Le vieux marin passe une main fatiguée sur son visage, dont les traits tirés trahissent l'épuisement. D'ordinaire, et ce malgré ses cinquante-huit ans, il renvoie l'image d'un personnage vigoureux, guère disposé à baisser les bras.

A l'heure actuelle, il semble réellement avoir son âge. Sa peau, déjà claire, a sensiblement pâli, ses yeux sont un peu vitreux et il est forcé de rester assis, ses jambes ne le portant plus tout à fait. Il donnerait cher pour que tout ça soit un rêve et qu'il puisse aller se reposer trois, quatre heures dans sa cabine.

Dans les entrailles de ce bateau, les nuits sont plus ignobles encore que les journées.

Évidemment, la température descend un peu, comme à l'extérieur, mais le ventre de la baleine de ferraille reste beaucoup trop chauffé aux yeux de l'équipage. Si on ajoute à cela les coursives sombres et les effluves iodés omniprésents, ça devient vite insupportable.

La passerelle de commandement n'est pas épargnée par ces conditions difficiles. Il y fait chaud comme dans un four, et partout les bruits de la machinerie retentissent. En particulier les grésillements agaçants de cette espèce d'outil de communication fonctionnant avec un magnézone.

Bien que l'ayant déjà vue à l'œuvre, Eaton ne peut s'empêcher d'être perplexe, observant d'un œil à moitié intéressé les manipulations de l'officier Harper ; ses doigts sont vifs comme ceux d'un pianiste, et sa concentration toute aussi aiguisée.

Au moins, c'est rassurant d'avoir un spécialiste pour s'occuper de ce genre de chose. Lui ne serait même pas capable d'allumer cet engin, si tant est qu'il ne le soit pas vingt-quatre heures sur vingt-quatre, histoire de prévenir une éventuelle catastrophe.

Cet ersatz de boîtier gris, de la même couleur que la carcasse du Wailord, avec tous ses drôles de sons, ça lui ferait presque peur, au vieux loup de mer. Ouais ; bon sang de machine. C'est le moins qu'on puisse dire.

Ça fait bien un quart d'heure que le jeune rouquin assis devant l'étrange appareil essaie de contacter le quartier général, histoire de recevoir un ordre de l'état-major ; ils ont bien répondu quand on leur a signalé l'alerte, mais depuis, silence radio.

Malgré les défenses du complexe hôtelier, qu'il sait efficaces, le capitaine ne peut s'empêcher de ressentir un semblant d'inquiétude. C'est un peu idiot, bien sûr. Après tout, ces abrutis de généraux ont bien mérité d'être secoués.

Mais à l'idée que son pays, qu'il sert loyalement depuis des années — trop d'années, peut-être —, soit ainsi acculé, ça lui retourne l'estomac.
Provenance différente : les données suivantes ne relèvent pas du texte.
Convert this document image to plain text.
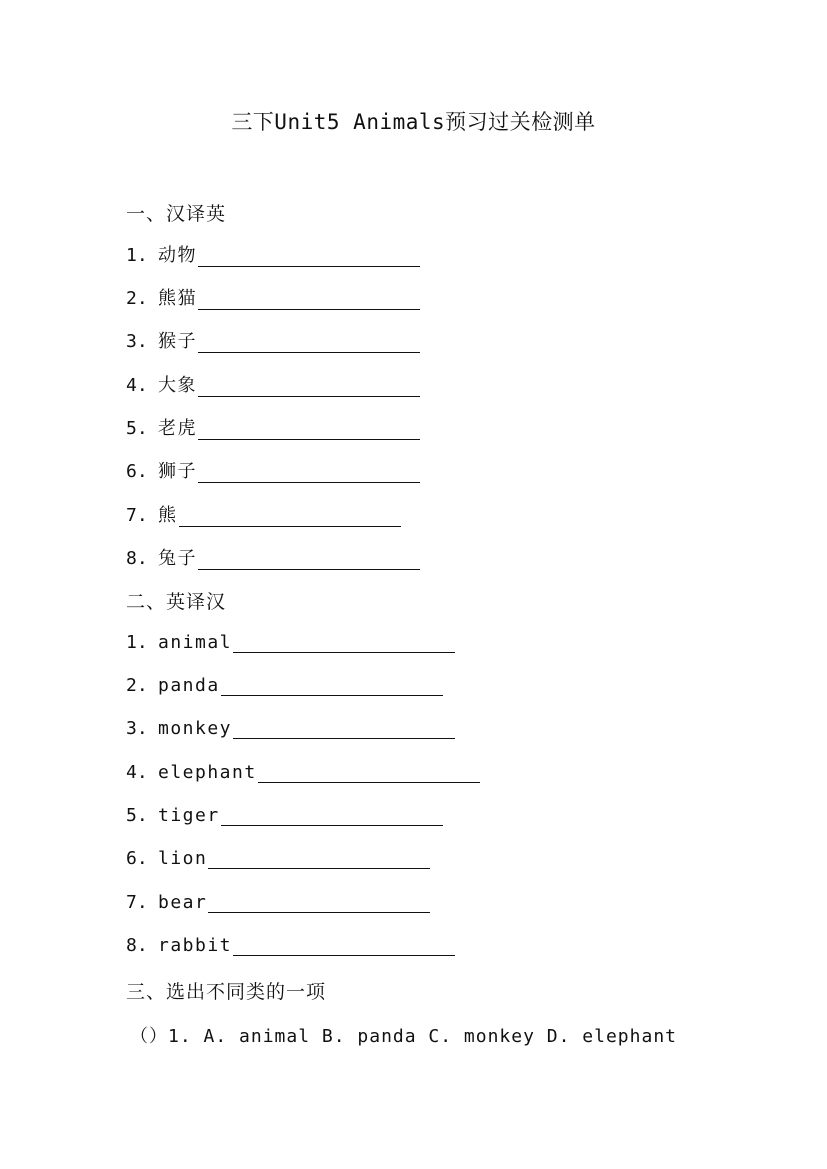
三下Unit5 Animals预习过关检测单
一、汉译英
1. 动物
2. 熊猫
3. 猴子
4. 大象
5. 老虎
6. 狮子
7. 熊
8. 兔子
二、英译汉
1. animal
2. panda
3. monkey
4. elephant
5. tiger
6. lion
7. bear
8. rabbit
三、选出不同类的一项
（）1. A. animal B. panda C. monkey D. elephant
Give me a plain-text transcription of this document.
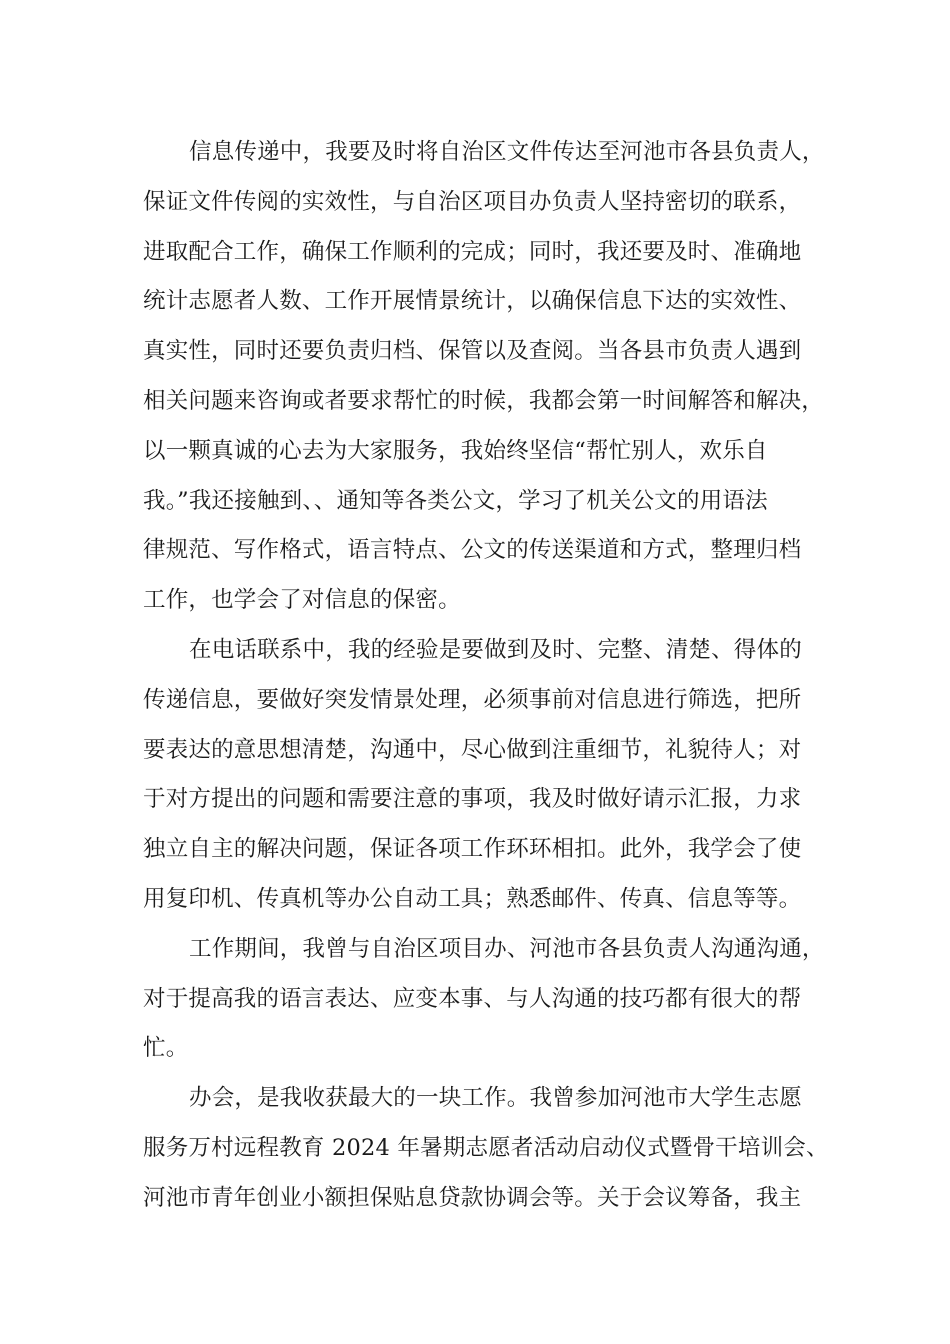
信息传递中，我要及时将自治区文件传达至河池市各县负责人，
保证文件传阅的实效性，与自治区项目办负责人坚持密切的联系，
进取配合工作，确保工作顺利的完成；同时，我还要及时、准确地
统计志愿者人数、工作开展情景统计，以确保信息下达的实效性、
真实性，同时还要负责归档、保管以及查阅。当各县市负责人遇到
相关问题来咨询或者要求帮忙的时候，我都会第一时间解答和解决，
以一颗真诚的心去为大家服务，我始终坚信“帮忙别人，欢乐自
我。”我还接触到、、通知等各类公文，学习了机关公文的用语法
律规范、写作格式，语言特点、公文的传送渠道和方式，整理归档
工作，也学会了对信息的保密。

在电话联系中，我的经验是要做到及时、完整、清楚、得体的
传递信息，要做好突发情景处理，必须事前对信息进行筛选，把所
要表达的意思想清楚，沟通中，尽心做到注重细节，礼貌待人；对
于对方提出的问题和需要注意的事项，我及时做好请示汇报，力求
独立自主的解决问题，保证各项工作环环相扣。此外，我学会了使
用复印机、传真机等办公自动工具；熟悉邮件、传真、信息等等。

工作期间，我曾与自治区项目办、河池市各县负责人沟通沟通，
对于提高我的语言表达、应变本事、与人沟通的技巧都有很大的帮
忙。

办会，是我收获最大的一块工作。我曾参加河池市大学生志愿
服务万村远程教育 2024 年暑期志愿者活动启动仪式暨骨干培训会、
河池市青年创业小额担保贴息贷款协调会等。关于会议筹备，我主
Quelle que soit la situation, il a juré de défendre Unys, et il le fera. Quand bien même la violence le dégoûte de plus en plus.

« Toujours rien, Harper ? » s'entend-il marmonner, affalé sur sa chaise comme un vieillard indolent.

Le jeune homme secoue la tête en signe négatif. Peut-être que cette sorte de brume qui recouvrait le navire ennemi tout à l'heure a pu, en quelque sorte, brouiller les communications ? A moins qu'ils aient amené des pokémons psy pour émettre des ondes et bloquer les lignes unysiennes...

Non.

Ce n'est pas le genre de Kanto, de penser à un tel stratagème. Ils préfèrent toujours foncer dans le tas, faire des démonstrations de force brute. Les gradés de là-bas ont la réputation d'être de vrais granbulls.

L'image de pokémons patibulaires en uniformes bleus le fait sourire un instant. Bah, il n'y a pas lieu de s'inquiéter, pas vrai ?

Le marin laisse ses paupières lourdes voiler ses prunelles grises. Le bruit des machines lui parvient plus nettement, comme si couper momentanément un sens accentuait les autres. Il ne le remarque que maintenant, mais l'odeur de poiscaille est mélangée à autre chose, comme de l'huile. Une senteur désagréable, en tout cas.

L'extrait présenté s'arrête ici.